20. Governing law and jurisdiction

20.1 This DPA is governed by the laws of England and Wales.

20.2 The courts of England and Wales have exclusive jurisdiction.

Subject matter and duration

Processing of Customer Personal Data by the Processor in connection with the provision of the Service to the Customer, for the duration of the Customer’s active subscription (the Bundle and any Compliance OS subscription that follows it) and any post-termination retention period set out in Clause 13.

Nature and purpose of Processing

The Processor processes Customer Personal Data for the purposes of:

• providing workflow recording, deadline tracking, reminders, evidence storage, chase logs, audit logging, and reporting in connection with Companies House identity verification workflows;
• operating, maintaining, securing, and supporting the Service;
• providing aggregated insights that do not identify any individual;
• complying with the Processor’s legal obligations.

Categories of Data Subjects

• Authorised users of the Customer (partners, employees, and agents of the Customer firm);
• Directors, secretaries, and other officers of the Customer’s corporate clients;
• Persons with Significant Control (PSCs) of the Customer’s corporate clients;
• Other individuals whose personal data the Customer chooses to load into the Service in connection with workflow tracking.

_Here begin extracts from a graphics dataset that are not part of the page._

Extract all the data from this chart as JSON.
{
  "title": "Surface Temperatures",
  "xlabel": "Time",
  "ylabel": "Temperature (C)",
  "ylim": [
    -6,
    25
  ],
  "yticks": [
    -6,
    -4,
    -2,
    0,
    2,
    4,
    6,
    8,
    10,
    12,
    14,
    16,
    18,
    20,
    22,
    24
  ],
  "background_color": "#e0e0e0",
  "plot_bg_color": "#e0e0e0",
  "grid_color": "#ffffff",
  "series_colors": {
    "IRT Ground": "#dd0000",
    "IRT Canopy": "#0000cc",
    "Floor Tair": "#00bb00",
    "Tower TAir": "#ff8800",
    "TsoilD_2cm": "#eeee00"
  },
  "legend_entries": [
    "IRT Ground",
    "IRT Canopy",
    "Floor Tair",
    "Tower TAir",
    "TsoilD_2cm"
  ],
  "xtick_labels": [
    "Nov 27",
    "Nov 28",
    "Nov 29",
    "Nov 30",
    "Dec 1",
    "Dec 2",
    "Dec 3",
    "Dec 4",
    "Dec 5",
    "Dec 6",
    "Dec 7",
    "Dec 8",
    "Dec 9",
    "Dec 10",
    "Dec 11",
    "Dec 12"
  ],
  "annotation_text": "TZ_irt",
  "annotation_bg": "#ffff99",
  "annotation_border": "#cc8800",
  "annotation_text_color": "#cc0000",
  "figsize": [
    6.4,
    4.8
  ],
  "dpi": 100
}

Categories of Personal Data

• Identity data: full name, preferred name, role, date-of-birth month and year, nationality;
• Contact data: email address, phone number, registered office address;
• Verification metadata: verification status and history; personal code references (stored in masked form); identity verification date; ACSP name; AML-supervisory body name; appointment verification windows;
• Evidence files uploaded by the Customer (PDFs, screenshots, code receipts);
• Workflow notes and chase logs entered by authorised users of the Customer;
• Audit-log entries (user actions, timestamps, IP and session metadata).

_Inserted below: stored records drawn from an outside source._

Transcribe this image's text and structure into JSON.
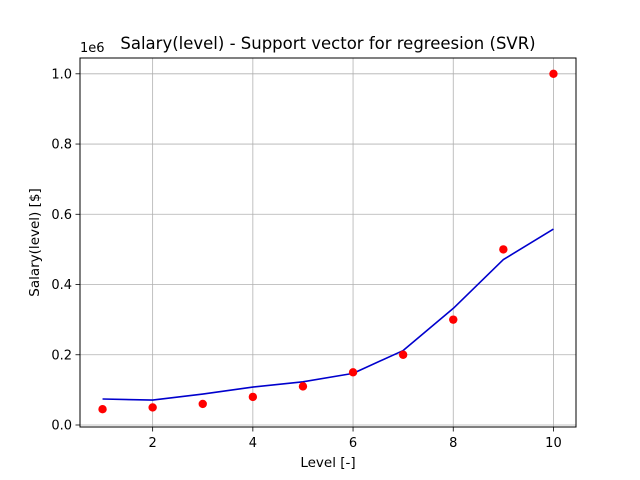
{
  "chart_data": {
    "type": "scatter",
    "title": "Salary(level) - Support vector for regreesion (SVR)",
    "xlabel": "Level [-]",
    "ylabel": "Salary(level) [$]",
    "y_offset_label": "1e6",
    "xlim": [
      0.55,
      10.45
    ],
    "ylim": [
      -0.0057,
      1.045
    ],
    "x_ticks": [
      2,
      4,
      6,
      8,
      10
    ],
    "x_tick_labels": [
      "2",
      "4",
      "6",
      "8",
      "10"
    ],
    "y_ticks": [
      0.0,
      0.2,
      0.4,
      0.6,
      0.8,
      1.0
    ],
    "y_tick_labels": [
      "0.0",
      "0.2",
      "0.4",
      "0.6",
      "0.8",
      "1.0"
    ],
    "grid": true,
    "series": [
      {
        "kind": "scatter",
        "color": "#ff0000",
        "x": [
          1,
          2,
          3,
          4,
          5,
          6,
          7,
          8,
          9,
          10
        ],
        "y": [
          0.045,
          0.05,
          0.06,
          0.08,
          0.11,
          0.15,
          0.2,
          0.3,
          0.5,
          1.0
        ]
      },
      {
        "kind": "line",
        "color": "#0000cd",
        "x": [
          1,
          2,
          3,
          4,
          5,
          6,
          7,
          8,
          9,
          10
        ],
        "y": [
          0.074,
          0.071,
          0.088,
          0.108,
          0.123,
          0.147,
          0.212,
          0.332,
          0.471,
          0.558
        ]
      }
    ]
  }
}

The Processor does not require the upload of unredacted identity documents or special-category data. Where the Customer chooses to upload such material, Clause 6.2 applies.

Frequency of Processing

Continuous, for the duration of the Customer’s active subscription.

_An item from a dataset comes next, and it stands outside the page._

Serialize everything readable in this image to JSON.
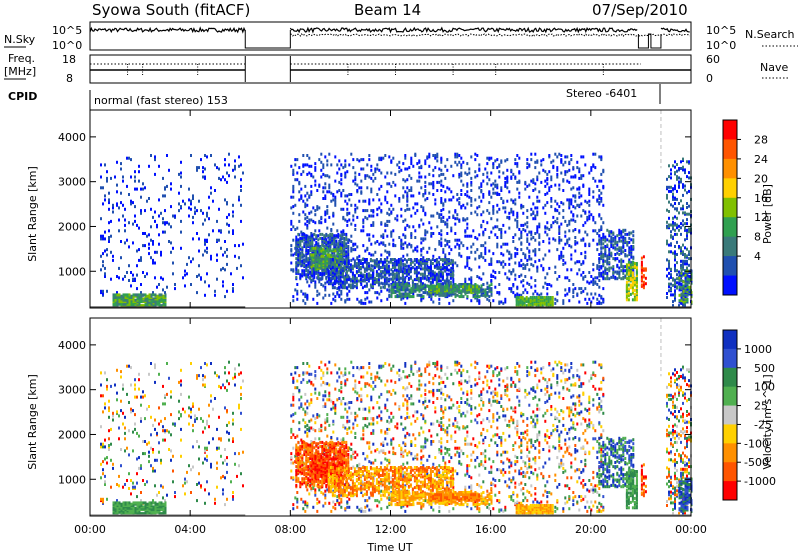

The following Sub-processors are engaged by the Processor as at the “Last updated” date of this DPA. Each is bound by a written processing agreement on terms no less protective than this DPA, or, where the Sub-processor acts as an independent controller, by its own data-protection obligations. An up-to-date list is available on request and is published inside the Service for active customers.

The Processor will give notice of any material change to this list in accordance with Clause 9.3, during which the Customer may exercise the remedy in Clause 9.4.